Y’a pas à dire, le death metal : ça conserve ! Du haut de ses vingt-six ans d’âge, ABORTED traverse en effet vents et marées avec une ferveur, une abnégation qui force le respect et son capitaine émérite, Sven de Caluwé, en est le principal artisan. Le revoilà sur le devant de la scène avec un line-up inchangé trois ans pile-poil après la sortie d’un « Terrorvision » en roue libre, qui n’avait pas fait l’unanimité auprès de son public habituel. Les Belges avaient donc à cœur de proposer un nouvel album qui rallierait les hordes à sa noble cause brutal death. C’est chose faite aujourd'hui avec ce onzième album, « Maniacult », qui vient chatouiller les tympans des amateurs de sauvagerie éclairée.

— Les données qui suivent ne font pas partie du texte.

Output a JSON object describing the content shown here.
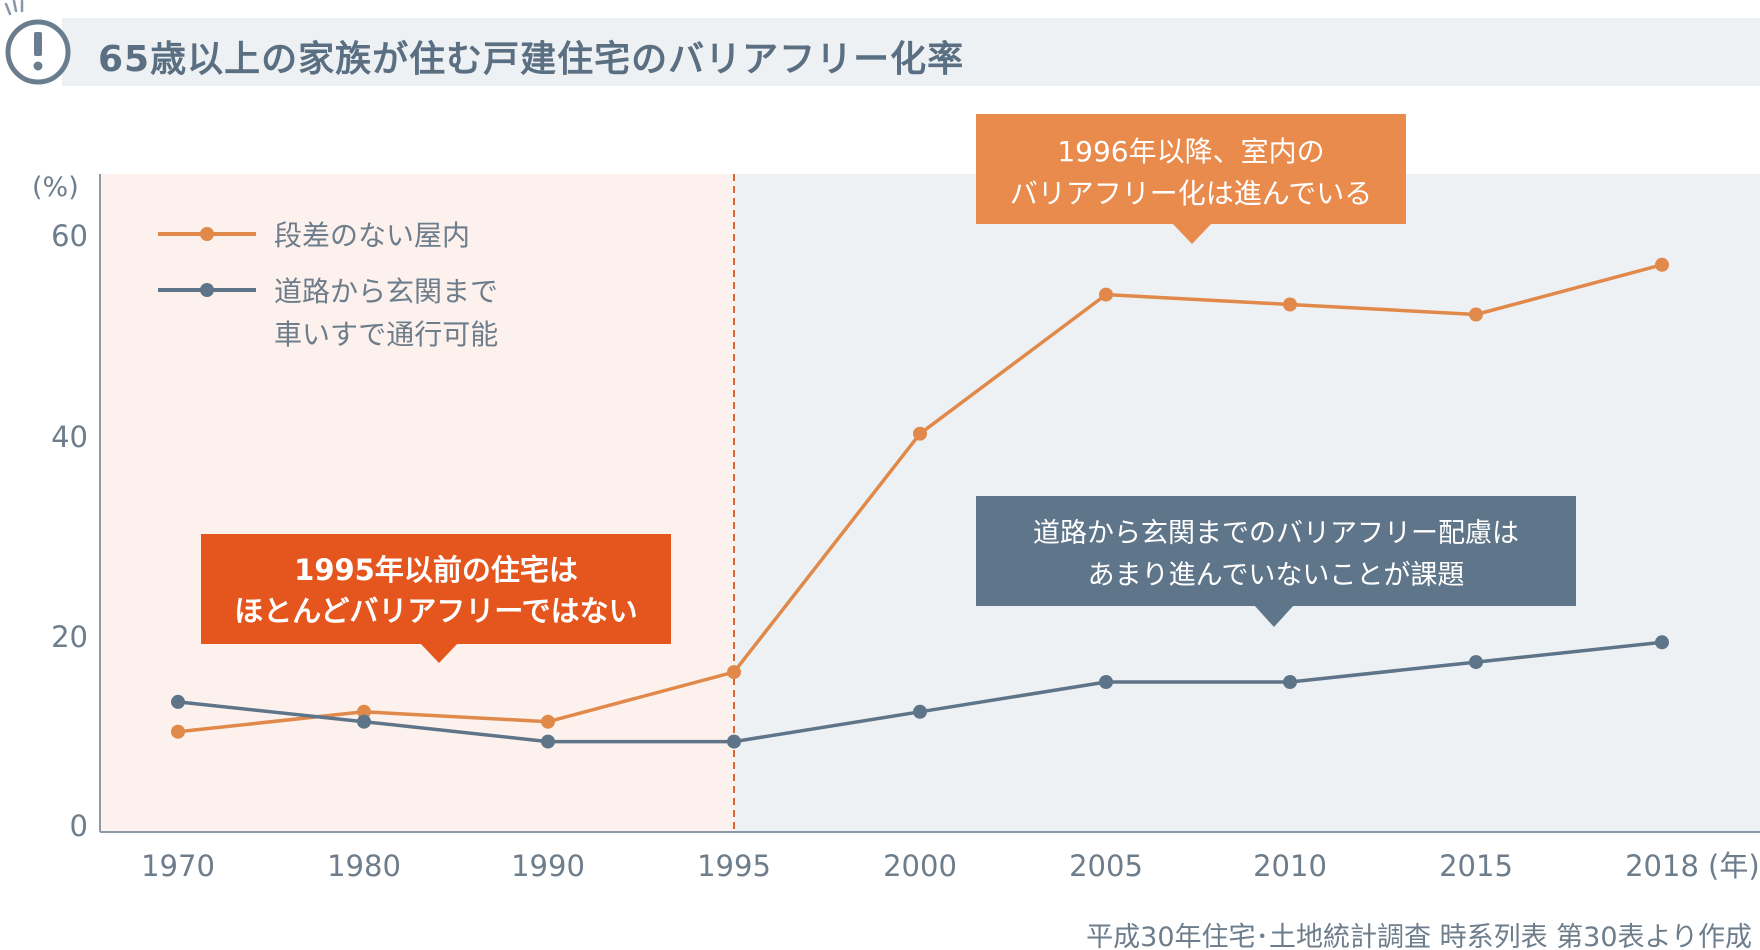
{
  "title": "65歳以上の家族が住む戸建住宅のバリアフリー化率",
  "source_note": "平成30年住宅･土地統計調査 時系列表 第30表より作成",
  "colors": {
    "orange": "#e0894a",
    "slate": "#5e7489",
    "orange_callout": "#e98b4c",
    "red_callout": "#e4561d",
    "slate_callout": "#5f7589",
    "pre1995_bg": "#fcf1ec",
    "post1995_bg": "#eef1f4",
    "axis_text": "#6d7d8b"
  },
  "chart_data": {
    "type": "line",
    "x_unit": "(年)",
    "y_unit": "(%)",
    "x": [
      1970,
      1980,
      1990,
      1995,
      2000,
      2005,
      2010,
      2015,
      2018
    ],
    "x_tick_labels": [
      "1970",
      "1980",
      "1990",
      "1995",
      "2000",
      "2005",
      "2010",
      "2015",
      "2018"
    ],
    "ylim": [
      0,
      60
    ],
    "y_ticks": [
      0,
      20,
      40,
      60
    ],
    "grid": false,
    "legend_position": "top-left",
    "series": [
      {
        "name": "段差のない屋内",
        "color": "#e0894a",
        "values": [
          10,
          12,
          11,
          16,
          40,
          54,
          53,
          52,
          57
        ]
      },
      {
        "name": "道路から玄関まで車いすで通行可能",
        "legend_lines": [
          "道路から玄関まで",
          "車いすで通行可能"
        ],
        "color": "#5e7489",
        "values": [
          13,
          11,
          9,
          9,
          12,
          15,
          15,
          17,
          19
        ]
      }
    ],
    "divider_year": 1995,
    "annotations": [
      {
        "lines": [
          "1995年以前の住宅は",
          "ほとんどバリアフリーではない"
        ]
      },
      {
        "lines": [
          "1996年以降、室内の",
          "バリアフリー化は進んでいる"
        ]
      },
      {
        "lines": [
          "道路から玄関までのバリアフリー配慮は",
          "あまり進んでいないことが課題"
        ]
      }
    ]
  }
}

Premier constat sans appel à l’écoute de ce nouveau méfait : Sven est toujours irréprochable sur ses growls, profonds et hargneux, qui font de lui l’un des représentants les plus convaincants à ce poste tous groupes confondus. Quant au guitariste Ian Jekelis, celui-ci délivre ici une partition de haute volée gorgée de riffs zig-zag dantesques pendant que Stefano Franceschini, bassiste, se révèle une fois de plus indispensable à son poste. Inutile de préciser aussi que Ken Bedene cogne sur ses fûts avec un doigté digne des meilleurs. Et un rapide coup d’œil sur l'artwork, à nouveau signé Par Olofsson, achève de rassurer le fan tant celui-ci est juste dans le ton, apocalyptique à l’image de la musique du groupe de Beveren. Le cahier des charges du top brutal death est bien respecté à la lettre et met à l’honneur un ABORTED qui prouve qu’il en a encore sous la (double) pédale. La preuve ne se fait pas attendre avec ce "Verderf" d’ouverture, massif, qui fait place nette pour une doublette "Maniacult" / "Impetus Odi" destinée à enflammer les pits à coup sûr ! "Portal To Vacuity " pousse le bouchon encore plus loin à grand renfort de grind et d’un soupçon de mélodie black metal. "Dementophobia" plie le match, en proposant une relecture heavy sur les bords qui lui sied à merveille.
Mais c’est à mon sens sur "A Vulgar Quagmire" et sa paire de riffs trempés dans l'acide chlorydrique que le groupe touche du doigt le graal du brutal death. Avant de laisser planer une ambiance plus sombre sur la fin de l’album avec les terrifiants "The Grotesque" et "I Predeletti: The Folly Of The Gods". La mission est donc accomplie sur « Maniacult » avec brio : « Carnage Done » comme dirait l'autre.
Vous l'aurez compris, cette nouvelle livraison d’ABORTED est réjouissante, elle efface d’un revers de perfecto un « Terrorvision » en demi-teinte et redonne ses lettres de noblesse au brutal death qu’il pratique avec conviction depuis bien longtemps. Son producteur attitré depuis « Retrogore », Kristian Kohlmannslehner, ne s’y est pas trompé et trousse une nouvelle fois une production atomique pour le quatuor. « Maniacult » est un véritable manifeste de brutalité, tant sur le fond que la forme, qui peut se résumer en un seul mot : implacable.